A tax on the profits of property speculators has come into force in China, one of a series of measures that the government hopes will cool the housing market in hotspots such as Shanghai and encourage the development of more affordable homes.
From June 1 2005, a 5% tax will be applied on the profits accrued from the sale of a property which has been held for less than two years. Also, in cities where real estate prices have been rising the fastest, local governments will have the ability to place higher taxes on luxury homes.
For example, buyers of luxury properties in Nanjing, capital of Jiangsu Province, now face a 4% tax, up from 2% previously.
The tougher tax regime, which is said to be backed by seven government agencies, is designed to discourage the development of commercial and luxury real estate and ensure that an adequate supply of affordable housing stock remains available for low income workers.
Last month, the Xinhua state news agency reported that local governments have been ordered to put in place a number of other measures to limit developers' ability to make a profit.

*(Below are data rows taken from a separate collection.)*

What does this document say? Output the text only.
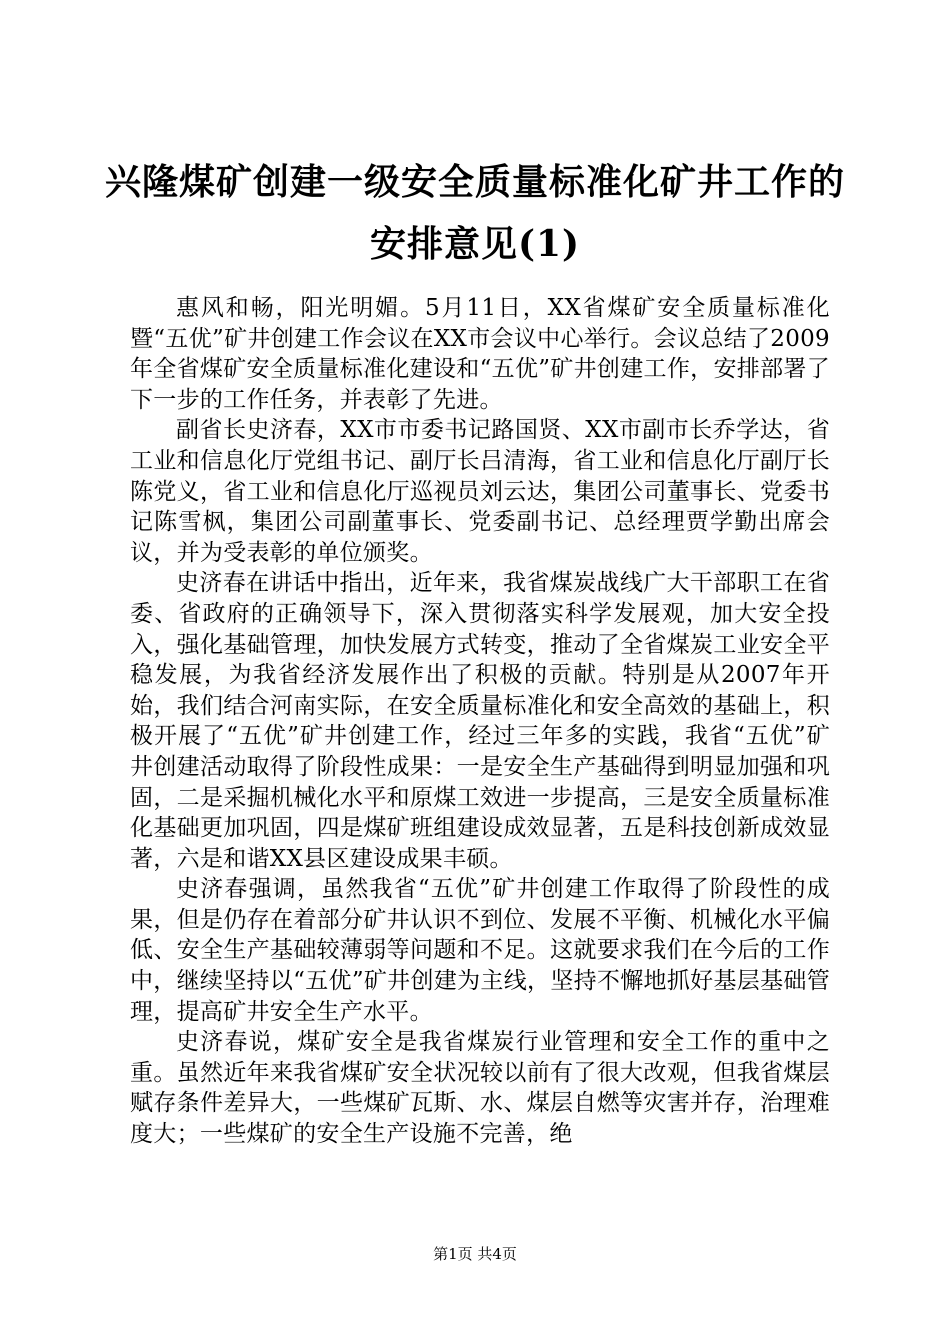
兴隆煤矿创建一级安全质量标准化矿井工作的
安排意见(1)

惠风和畅，阳光明媚。5月11日，XX省煤矿安全质量标准化暨“五优”矿井创建工作会议在XX市会议中心举行。会议总结了2009年全省煤矿安全质量标准化建设和“五优”矿井创建工作，安排部署了下一步的工作任务，并表彰了先进。

副省长史济春，XX市市委书记路国贤、XX市副市长乔学达，省工业和信息化厅党组书记、副厅长吕清海，省工业和信息化厅副厅长陈党义，省工业和信息化厅巡视员刘云达，集团公司董事长、党委书记陈雪枫，集团公司副董事长、党委副书记、总经理贾学勤出席会议，并为受表彰的单位颁奖。

史济春在讲话中指出，近年来，我省煤炭战线广大干部职工在省委、省政府的正确领导下，深入贯彻落实科学发展观，加大安全投入，强化基础管理，加快发展方式转变，推动了全省煤炭工业安全平稳发展，为我省经济发展作出了积极的贡献。特别是从2007年开始，我们结合河南实际，在安全质量标准化和安全高效的基础上，积极开展了“五优”矿井创建工作，经过三年多的实践，我省“五优”矿井创建活动取得了阶段性成果：一是安全生产基础得到明显加强和巩固，二是采掘机械化水平和原煤工效进一步提高，三是安全质量标准化基础更加巩固，四是煤矿班组建设成效显著，五是科技创新成效显著，六是和谐XX县区建设成果丰硕。

史济春强调，虽然我省“五优”矿井创建工作取得了阶段性的成果，但是仍存在着部分矿井认识不到位、发展不平衡、机械化水平偏低、安全生产基础较薄弱等问题和不足。这就要求我们在今后的工作中，继续坚持以“五优”矿井创建为主线，坚持不懈地抓好基层基础管理，提高矿井安全生产水平。

史济春说，煤矿安全是我省煤炭行业管理和安全工作的重中之重。虽然近年来我省煤矿安全状况较以前有了很大改观，但我省煤层赋存条件差异大，一些煤矿瓦斯、水、煤层自燃等灾害并存，治理难度大；一些煤矿的安全生产设施不完善，绝

第1页 共4页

These include clarifying prices and housing sizes before granting land use rights, limiting credit for property deals and confining real estate developers' profits to a maximum of 3%.
In addition, developers who fail to build within a year after buying land will be penalized, and those that fail to build within two years after buying property would lose their rights to the land.
While property prices in Shanghai fell back slightly in the month between mid-April and mid-May, analysts doubt whether the measures will have the desired effect in the long-term whilst the level of demand for property remains so high.
Average house prices rose by 14.4% last year, despite the government taking a series of macro-control measures, including an interest rate rise, to cool the market. Prices have risen a further 12.5% year-on-year during the first quarter of this year.